Revenues at the Borgata Hotel Casino & Spa increased by nearly 7 percent in the third quarter of this year as Atlantic City's top casino continued to increase its grip on the market while preparing for the launch of online gambling.

Borgata (Spencer Platt, Getty Images)

The casino reported net revenues of more than $200 million, an increase of 6.9 percent. Its earnings before interest, taxes, depreciation and amortization were up nearly 40 percent to $46.6 million, largely due to better luck at table games.

"We are extremely pleased with our performance in Atlantic City," said Keith Smith, president and CEO of Boyd Gaming, which co-owns the Borgata with MGM Resorts International. "This reflects the appeal of Borgata's amenities. Over the last 10 years we have built Borgata into one of the gaming industry's strongest brands."

Smith said the Borgata -- which increased its share of the Atlantic City casino market by three percentage points, to 21 percent -- wants to lead the state's new online gambling industry. The casino received New Jersey's first Internet gambling permit, and is expected to be among the first in the state to offer online betting once it begins in late November.

He said the company is testing the geolocation and age verification technology built into its system to make sure gamblers are of legal age and physically located within New Jersey's borders, and plans to offer numerous ways for customers to open an account, including credit cards, checks and prepaid cards.

"We are going to launch a very, very strong product," Smith said. "We are going to be aggressive in terms of attacking the market to acquire players. We're ready to go."
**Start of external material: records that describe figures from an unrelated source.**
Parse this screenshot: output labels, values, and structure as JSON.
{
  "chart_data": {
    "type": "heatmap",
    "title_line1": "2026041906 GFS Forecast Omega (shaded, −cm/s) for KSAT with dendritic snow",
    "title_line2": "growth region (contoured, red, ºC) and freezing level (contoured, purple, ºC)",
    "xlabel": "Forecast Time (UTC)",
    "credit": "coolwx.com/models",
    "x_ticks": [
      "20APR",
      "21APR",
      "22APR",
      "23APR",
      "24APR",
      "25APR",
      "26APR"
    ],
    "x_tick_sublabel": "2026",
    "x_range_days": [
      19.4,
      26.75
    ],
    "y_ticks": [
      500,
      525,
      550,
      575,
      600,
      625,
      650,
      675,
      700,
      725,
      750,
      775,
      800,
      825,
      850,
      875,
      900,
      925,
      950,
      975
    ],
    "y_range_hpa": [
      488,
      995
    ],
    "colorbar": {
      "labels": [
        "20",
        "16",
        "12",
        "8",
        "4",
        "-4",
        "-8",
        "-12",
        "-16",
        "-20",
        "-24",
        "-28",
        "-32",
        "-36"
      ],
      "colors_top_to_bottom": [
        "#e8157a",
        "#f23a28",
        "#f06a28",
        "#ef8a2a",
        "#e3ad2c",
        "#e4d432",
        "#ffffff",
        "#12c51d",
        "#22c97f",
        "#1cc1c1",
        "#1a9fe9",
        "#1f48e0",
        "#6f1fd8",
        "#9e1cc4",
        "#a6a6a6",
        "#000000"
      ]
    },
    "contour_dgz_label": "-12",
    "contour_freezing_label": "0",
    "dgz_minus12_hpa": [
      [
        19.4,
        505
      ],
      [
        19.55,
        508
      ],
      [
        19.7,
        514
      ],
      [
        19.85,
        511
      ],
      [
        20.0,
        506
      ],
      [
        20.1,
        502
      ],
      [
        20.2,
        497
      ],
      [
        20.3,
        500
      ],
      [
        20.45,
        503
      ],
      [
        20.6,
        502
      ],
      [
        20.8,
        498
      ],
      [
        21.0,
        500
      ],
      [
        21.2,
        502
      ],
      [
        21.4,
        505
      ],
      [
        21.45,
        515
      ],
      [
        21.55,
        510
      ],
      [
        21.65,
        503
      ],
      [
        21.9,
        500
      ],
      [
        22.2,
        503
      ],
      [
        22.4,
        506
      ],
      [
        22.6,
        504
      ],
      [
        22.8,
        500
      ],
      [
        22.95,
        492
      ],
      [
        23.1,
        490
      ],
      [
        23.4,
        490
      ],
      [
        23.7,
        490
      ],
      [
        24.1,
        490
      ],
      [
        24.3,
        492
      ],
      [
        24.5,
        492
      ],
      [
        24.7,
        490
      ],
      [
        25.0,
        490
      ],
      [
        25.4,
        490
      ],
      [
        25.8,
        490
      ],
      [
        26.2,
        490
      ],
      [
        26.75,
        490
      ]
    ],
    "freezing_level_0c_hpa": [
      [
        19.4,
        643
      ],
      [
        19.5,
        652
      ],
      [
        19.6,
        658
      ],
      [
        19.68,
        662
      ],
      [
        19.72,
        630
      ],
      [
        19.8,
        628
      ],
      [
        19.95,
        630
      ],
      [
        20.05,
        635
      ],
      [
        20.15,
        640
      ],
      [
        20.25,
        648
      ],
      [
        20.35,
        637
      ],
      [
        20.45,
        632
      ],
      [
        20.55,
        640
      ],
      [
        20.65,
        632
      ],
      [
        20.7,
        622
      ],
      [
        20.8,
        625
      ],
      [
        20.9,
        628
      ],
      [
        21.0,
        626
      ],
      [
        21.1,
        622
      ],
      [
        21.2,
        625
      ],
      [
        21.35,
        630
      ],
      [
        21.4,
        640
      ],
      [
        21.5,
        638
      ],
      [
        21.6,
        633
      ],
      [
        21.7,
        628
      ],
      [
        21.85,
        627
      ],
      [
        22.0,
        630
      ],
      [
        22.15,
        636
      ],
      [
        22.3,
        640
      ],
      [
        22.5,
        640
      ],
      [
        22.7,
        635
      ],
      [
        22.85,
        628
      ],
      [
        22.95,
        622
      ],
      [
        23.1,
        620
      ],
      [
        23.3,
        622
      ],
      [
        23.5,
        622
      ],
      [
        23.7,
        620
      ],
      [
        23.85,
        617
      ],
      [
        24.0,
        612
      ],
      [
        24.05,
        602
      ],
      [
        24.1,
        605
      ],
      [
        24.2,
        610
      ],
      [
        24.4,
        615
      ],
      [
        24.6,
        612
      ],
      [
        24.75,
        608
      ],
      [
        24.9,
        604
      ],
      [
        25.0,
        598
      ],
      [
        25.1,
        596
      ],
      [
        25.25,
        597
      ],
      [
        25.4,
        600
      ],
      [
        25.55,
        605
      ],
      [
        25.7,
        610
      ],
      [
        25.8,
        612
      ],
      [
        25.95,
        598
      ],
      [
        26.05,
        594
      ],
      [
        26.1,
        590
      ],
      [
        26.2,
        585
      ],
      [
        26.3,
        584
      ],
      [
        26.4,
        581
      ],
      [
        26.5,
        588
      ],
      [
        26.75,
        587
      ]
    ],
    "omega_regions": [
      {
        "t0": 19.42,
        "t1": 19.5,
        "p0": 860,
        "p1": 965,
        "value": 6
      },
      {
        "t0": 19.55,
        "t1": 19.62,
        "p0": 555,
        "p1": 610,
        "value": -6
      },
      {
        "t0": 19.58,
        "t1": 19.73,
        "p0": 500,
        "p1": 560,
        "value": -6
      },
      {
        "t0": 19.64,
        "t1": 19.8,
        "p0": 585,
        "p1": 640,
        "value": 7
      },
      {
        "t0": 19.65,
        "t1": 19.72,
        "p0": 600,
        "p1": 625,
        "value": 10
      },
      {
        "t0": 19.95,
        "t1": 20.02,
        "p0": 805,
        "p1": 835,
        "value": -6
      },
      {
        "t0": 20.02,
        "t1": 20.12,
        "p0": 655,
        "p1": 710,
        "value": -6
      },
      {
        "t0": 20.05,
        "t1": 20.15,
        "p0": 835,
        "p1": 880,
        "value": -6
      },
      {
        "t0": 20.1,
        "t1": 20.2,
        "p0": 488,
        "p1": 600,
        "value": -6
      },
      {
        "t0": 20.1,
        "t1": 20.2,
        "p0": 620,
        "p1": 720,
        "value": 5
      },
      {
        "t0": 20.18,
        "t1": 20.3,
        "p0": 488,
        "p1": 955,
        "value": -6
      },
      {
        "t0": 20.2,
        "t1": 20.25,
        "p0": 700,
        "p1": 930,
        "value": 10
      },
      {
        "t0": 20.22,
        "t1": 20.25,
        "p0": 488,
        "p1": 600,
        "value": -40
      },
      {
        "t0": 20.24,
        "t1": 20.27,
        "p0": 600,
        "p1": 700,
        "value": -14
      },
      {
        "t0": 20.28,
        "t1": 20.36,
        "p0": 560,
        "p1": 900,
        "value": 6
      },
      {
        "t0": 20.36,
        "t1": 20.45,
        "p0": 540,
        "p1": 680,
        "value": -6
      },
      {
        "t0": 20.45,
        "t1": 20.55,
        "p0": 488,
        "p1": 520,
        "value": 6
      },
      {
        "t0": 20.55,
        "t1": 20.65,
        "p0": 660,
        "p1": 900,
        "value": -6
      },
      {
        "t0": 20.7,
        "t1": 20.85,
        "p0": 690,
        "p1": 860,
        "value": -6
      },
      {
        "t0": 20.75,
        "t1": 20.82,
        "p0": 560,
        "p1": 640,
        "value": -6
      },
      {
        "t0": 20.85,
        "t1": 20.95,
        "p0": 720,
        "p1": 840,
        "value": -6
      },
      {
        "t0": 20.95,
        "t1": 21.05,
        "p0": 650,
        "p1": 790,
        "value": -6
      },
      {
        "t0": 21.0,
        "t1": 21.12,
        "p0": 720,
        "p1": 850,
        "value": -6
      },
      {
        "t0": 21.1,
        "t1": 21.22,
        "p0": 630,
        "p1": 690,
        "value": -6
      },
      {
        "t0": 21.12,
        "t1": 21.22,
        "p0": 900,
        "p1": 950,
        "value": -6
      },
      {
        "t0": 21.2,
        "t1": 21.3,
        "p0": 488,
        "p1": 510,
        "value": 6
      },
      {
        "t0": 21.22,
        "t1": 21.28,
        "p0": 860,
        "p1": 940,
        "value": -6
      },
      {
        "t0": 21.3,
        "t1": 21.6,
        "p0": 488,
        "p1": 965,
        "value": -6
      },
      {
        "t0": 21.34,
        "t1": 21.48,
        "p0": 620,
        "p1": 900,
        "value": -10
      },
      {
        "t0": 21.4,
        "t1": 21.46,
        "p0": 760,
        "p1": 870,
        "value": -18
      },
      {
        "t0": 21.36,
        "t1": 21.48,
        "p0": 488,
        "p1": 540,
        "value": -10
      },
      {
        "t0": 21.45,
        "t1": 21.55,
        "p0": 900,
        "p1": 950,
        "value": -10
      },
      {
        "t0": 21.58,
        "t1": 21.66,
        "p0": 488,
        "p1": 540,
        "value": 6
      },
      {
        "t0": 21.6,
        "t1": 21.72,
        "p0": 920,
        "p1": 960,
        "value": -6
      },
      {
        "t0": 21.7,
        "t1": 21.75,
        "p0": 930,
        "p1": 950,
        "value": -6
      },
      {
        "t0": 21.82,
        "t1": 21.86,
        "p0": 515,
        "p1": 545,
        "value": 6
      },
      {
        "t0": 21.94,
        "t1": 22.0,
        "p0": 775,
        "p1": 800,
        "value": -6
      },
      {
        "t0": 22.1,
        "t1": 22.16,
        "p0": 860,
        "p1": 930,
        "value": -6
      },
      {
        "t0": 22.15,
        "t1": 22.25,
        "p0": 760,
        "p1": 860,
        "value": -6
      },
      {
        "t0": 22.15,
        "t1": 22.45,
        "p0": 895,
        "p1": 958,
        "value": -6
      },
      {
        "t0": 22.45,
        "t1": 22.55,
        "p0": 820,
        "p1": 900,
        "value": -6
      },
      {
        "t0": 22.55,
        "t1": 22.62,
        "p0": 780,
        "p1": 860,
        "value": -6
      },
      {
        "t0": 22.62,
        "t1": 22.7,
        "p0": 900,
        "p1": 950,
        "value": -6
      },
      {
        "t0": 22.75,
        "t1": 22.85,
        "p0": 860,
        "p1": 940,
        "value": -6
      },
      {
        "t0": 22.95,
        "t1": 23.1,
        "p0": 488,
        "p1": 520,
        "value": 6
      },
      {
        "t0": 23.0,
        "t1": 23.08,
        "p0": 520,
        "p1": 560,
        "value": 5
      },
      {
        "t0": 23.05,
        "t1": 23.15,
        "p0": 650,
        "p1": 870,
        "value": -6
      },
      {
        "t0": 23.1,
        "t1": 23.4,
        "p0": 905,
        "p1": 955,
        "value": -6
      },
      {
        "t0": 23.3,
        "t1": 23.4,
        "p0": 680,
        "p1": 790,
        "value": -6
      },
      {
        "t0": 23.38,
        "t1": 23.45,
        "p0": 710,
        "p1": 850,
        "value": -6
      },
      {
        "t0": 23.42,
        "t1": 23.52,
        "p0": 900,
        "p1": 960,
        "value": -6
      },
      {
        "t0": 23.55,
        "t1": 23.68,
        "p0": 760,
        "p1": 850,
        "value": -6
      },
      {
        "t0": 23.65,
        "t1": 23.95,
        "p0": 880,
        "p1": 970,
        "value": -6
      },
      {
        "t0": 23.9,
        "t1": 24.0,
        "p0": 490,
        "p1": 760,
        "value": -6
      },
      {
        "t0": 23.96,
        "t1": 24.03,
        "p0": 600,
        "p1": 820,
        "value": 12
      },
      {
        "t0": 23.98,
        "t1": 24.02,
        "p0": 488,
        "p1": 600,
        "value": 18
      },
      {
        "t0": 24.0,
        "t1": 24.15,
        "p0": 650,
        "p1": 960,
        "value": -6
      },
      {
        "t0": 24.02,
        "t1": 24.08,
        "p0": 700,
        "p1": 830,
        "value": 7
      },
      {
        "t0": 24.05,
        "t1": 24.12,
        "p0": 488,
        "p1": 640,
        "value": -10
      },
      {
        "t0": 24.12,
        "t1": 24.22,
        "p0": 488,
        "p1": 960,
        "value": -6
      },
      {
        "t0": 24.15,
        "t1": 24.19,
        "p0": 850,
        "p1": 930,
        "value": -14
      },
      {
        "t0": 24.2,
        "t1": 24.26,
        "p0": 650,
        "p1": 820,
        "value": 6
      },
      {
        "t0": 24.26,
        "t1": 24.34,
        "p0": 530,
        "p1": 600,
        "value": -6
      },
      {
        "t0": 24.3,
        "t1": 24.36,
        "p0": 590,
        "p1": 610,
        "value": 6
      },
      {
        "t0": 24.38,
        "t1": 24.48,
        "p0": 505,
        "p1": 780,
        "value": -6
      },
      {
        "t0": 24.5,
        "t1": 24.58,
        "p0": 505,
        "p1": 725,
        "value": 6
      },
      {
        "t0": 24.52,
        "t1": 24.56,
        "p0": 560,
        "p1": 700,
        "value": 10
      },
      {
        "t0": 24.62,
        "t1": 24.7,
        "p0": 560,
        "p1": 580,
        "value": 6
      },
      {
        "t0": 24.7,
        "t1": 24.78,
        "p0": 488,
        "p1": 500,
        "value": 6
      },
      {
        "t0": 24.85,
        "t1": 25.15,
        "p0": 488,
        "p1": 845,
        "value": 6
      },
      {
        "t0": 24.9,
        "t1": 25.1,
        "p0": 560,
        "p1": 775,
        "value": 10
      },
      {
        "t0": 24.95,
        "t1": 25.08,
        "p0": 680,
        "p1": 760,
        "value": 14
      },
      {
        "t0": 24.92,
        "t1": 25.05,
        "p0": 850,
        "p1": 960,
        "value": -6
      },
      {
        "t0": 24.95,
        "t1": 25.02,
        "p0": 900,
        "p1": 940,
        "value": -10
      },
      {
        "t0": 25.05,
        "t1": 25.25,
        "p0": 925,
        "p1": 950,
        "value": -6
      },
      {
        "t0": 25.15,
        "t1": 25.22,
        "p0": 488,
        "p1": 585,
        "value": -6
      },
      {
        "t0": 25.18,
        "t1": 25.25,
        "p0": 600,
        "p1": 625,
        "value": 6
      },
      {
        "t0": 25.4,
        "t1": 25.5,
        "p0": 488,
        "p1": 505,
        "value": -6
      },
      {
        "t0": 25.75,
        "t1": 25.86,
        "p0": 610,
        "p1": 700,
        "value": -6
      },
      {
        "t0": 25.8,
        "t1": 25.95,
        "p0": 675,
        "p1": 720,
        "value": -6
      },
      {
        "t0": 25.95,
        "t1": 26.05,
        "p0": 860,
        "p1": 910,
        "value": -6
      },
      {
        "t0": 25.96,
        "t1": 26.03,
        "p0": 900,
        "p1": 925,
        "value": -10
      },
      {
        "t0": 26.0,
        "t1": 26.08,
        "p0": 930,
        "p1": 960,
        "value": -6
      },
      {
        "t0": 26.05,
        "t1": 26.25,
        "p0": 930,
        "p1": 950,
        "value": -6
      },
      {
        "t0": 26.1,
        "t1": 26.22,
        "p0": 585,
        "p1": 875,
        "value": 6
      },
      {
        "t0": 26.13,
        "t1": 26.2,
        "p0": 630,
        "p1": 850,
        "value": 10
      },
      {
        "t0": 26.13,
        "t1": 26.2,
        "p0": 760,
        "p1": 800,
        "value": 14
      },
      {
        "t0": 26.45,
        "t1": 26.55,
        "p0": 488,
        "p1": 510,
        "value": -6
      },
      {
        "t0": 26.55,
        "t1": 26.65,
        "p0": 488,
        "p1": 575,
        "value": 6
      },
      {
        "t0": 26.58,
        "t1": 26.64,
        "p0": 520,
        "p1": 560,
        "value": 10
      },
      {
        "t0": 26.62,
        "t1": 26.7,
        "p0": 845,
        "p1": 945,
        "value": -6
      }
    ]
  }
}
He said the casino expects to operate multiple gambling websites, including a Borgata-themed site, one featuring online partner, and possibly others. He said New Jersey casino regulators will permit as many as five websites per casino.

Smith also said Boyd is interested in pursuing online gambling in other states as they approve it.

Paul Chakmak, Boyd's chief operating officer, noted a recent New Jersey tax court ruling that Borgata had been overpaying its property taxes. The court ruled the casino is due at least $48.5 million, plus interest that Chakmak estimated at another $10 million. The casino is also appealing its taxes for the years 2011-2013, and Chakmak said there could be further refunds from those years.

For the first nine months of this year, the Borgata reported net revenues of $538.6 million, and earnings of $102.8 million. Both figures were essentially the same as they were in the first nine months of last year.

The Borgata opened 10 years ago, and soon became Atlantic City's dominant casino. It routinely leads the city's other 11 casinos in terms of money won from gamblers.

Meanwhile, Borgata co-owner MGM -- which had to place its 50 percent share of Borgata into a trust when New Jersey regulators objected to its partnership with the daughter of an Asian gambling magnate accused of racketeering -- said Thursday it expects the state to allow it to return by the first quarter of next year.

"We've been able to come to an agreement with regulators to reapply," said Dan D'Arrigo, MGM's chief financial officer. "We're pretty confident, even though we can't speak for the regulators."